Antes mesmo da prefeitura lotear o grande descampado que havia entre o extremo sul da cidade e o município vizinho, a casa dos Gomez já estava lá, com seu poço artesiano de um lado e um belo gramado verde esmeralda bem cuidada do outro. Era, até então, uma cabana de madeira sobre uma estrutura de pedras irregulares, construída há séculos pelos primeiros Gomez que estabeleceram por lá. Então, a civilização chegou até eles.A antiga trilha se tornou uma estrada de terra, depois uma rua de paralelepípedos e, finalmente, uma via asfaltada com direito até a nome: rua Stella Carr Ribeiro. O horizonte ao redor foi perdendo os tons verdes e ondulantes da vegetação nativa para ser substituído pelas formas duras das construções de alvenaria. Pequenas casas de início. Poucos anos depois, prédios baixos. O grito as aves e estalos dos insetos foi abafado por motores, buzinas, campainhas e vozes de conversas sem fim. A própria residência dos Gomez se alterou: as paredes de madeira foram substituídas por tijolos, dando forma a um simpático sobrado de apenas um andar, mas pé direito duplo. Três compridas janelas azuis ocupavam a fachada branca. O poço, com o advento da água encanada, foi selado e sua área cedida a comunidade para se tornar uma praça com horta coletiva, tentando, assim, preservar um mínimo de flora nativa.

    A porta da entrada ficava virada para lateral, voltada para a grama bem cuidada que estava lá desde o princípio. A relva, entretanto, só podia ser vista da calçada pelo estreito portão de ferro da entrada, que ficava bem centralizado no duro muro de tijolos vermelhos. E pelo vizinho do lado, cujos terrenos se separavam por uma mureta baixa com uma tela simples sobre ela.

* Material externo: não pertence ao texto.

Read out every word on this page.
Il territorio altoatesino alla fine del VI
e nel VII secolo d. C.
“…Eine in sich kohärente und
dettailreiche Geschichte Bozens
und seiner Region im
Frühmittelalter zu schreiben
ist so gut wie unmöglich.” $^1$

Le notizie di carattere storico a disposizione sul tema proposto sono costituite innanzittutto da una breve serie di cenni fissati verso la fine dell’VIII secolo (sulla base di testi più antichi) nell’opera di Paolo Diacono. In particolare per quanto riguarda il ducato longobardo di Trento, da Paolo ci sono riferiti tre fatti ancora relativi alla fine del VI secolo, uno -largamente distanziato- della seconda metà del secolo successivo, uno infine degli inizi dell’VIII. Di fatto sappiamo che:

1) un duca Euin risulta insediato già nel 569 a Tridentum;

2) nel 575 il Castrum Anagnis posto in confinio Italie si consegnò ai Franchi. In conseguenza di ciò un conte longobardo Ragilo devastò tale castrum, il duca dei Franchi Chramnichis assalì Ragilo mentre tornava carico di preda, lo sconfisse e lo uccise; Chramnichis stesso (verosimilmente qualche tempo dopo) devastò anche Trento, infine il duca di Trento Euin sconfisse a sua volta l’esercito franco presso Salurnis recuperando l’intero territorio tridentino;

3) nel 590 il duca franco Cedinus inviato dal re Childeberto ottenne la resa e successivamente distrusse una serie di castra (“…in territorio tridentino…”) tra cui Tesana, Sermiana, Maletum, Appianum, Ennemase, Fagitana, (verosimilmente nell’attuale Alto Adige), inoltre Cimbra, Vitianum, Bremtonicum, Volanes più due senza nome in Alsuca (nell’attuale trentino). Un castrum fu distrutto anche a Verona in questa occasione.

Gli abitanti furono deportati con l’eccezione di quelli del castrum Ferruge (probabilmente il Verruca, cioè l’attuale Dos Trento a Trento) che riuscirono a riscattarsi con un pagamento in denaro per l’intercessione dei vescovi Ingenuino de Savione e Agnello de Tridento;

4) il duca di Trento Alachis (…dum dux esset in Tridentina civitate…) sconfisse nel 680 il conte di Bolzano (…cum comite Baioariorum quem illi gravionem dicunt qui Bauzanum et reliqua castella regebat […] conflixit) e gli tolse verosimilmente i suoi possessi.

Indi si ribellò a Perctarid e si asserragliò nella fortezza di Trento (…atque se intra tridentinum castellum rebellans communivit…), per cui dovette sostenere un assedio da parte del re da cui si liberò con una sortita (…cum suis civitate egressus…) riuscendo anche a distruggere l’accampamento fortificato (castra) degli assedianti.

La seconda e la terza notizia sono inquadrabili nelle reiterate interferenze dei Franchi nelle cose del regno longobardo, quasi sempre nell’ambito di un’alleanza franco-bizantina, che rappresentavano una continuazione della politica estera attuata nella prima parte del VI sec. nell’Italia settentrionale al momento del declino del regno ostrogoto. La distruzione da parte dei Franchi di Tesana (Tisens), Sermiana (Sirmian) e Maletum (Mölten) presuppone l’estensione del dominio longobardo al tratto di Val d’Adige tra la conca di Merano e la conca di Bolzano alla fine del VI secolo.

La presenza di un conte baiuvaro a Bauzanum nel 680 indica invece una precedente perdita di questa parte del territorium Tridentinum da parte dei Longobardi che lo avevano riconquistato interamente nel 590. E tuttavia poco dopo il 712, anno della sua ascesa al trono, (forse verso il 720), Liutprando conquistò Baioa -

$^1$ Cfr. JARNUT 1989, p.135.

    Quem vivia na casa ao lado eram os Fonseca. A época da construção da moradia, era o que tinha de mais moderno em termos de arquitetura. Dois andares, varanda fazendo curva e formas arredondadas, tudo que se esperava de uma moradia erguida na década 1920. Por anos, Gomez e Fonsecas viveram em tranquilidade lado a lado, e viram geração após geração de cada uma das famílias habitar os números 1926 e 1928, respectivamente.

    Mário Fonseca teve um filho, que teve um filho também chamado de Mário. Eles todos viviam na velha casa, que estava precisando de manutenções pontuais, mas ainda bem cuidada. O velho Mário se ressentia de Abelardo Gomez, pois este nunca teve interesse em fazer amizade com o vizinho. O tratava de forma cordial, sim, mas Abelardo Gomez, assim como seu pai, e o pai de seu pai, e o pai dele antes disto e todas as gerações anteriores da família desde que a civilização chegou aquele canto esquecido da América do Sul onde tinham escolhido viver reclusos, não eram gente de fazer muitos amigos. Tirando seus cônjuges, por exemplo, ninguém mais já havia entrado na casa deles. E todos sempre viveram bem com isto. Acham os Gomez gente meio estranha, mas que nunca fez mal a ninguém. E nem davam motivos para que alguém pensasse mal deles. Sempre trabalharam, os filhos foram ao colégio e, depois, faculdade. A casa era bem cuidada e o jardim impecável. Não davam festas, brigavam ou geravam qualquer tipo de problemas para a comunidade. Esta reclusão, entretanto, incomodava a Mário Fonseca, que, sem ter nada de efetivo para se queixar de Abelardo, se apegava a detalhes da rotina daquele que vivia do outro lado do muro.

    — Lá está ele — reclamava Mário — Mais uma vez regando a grama. Ele faz isso todos os dias! Como que pode?

    Com o passar dos anos, o ressentimento pelo gramado verde esmeralda dos Gomez começou a crescer no Fonseca. Uma vez aposentado, Mário passou a se dedicar incansavelmente ao próprio jardim. Mandou trazer relva do longínquo estado de São Paulo.

    — É cara, mas é a melhor do país — dissera o vendedor.

    Era, na realidade, a mais cara. Lâminas finas e em quantidade, bem fixas sobre uma rica terra preta. Milhares de folhinhas tão cheias de clorofila quanto se podia imaginar.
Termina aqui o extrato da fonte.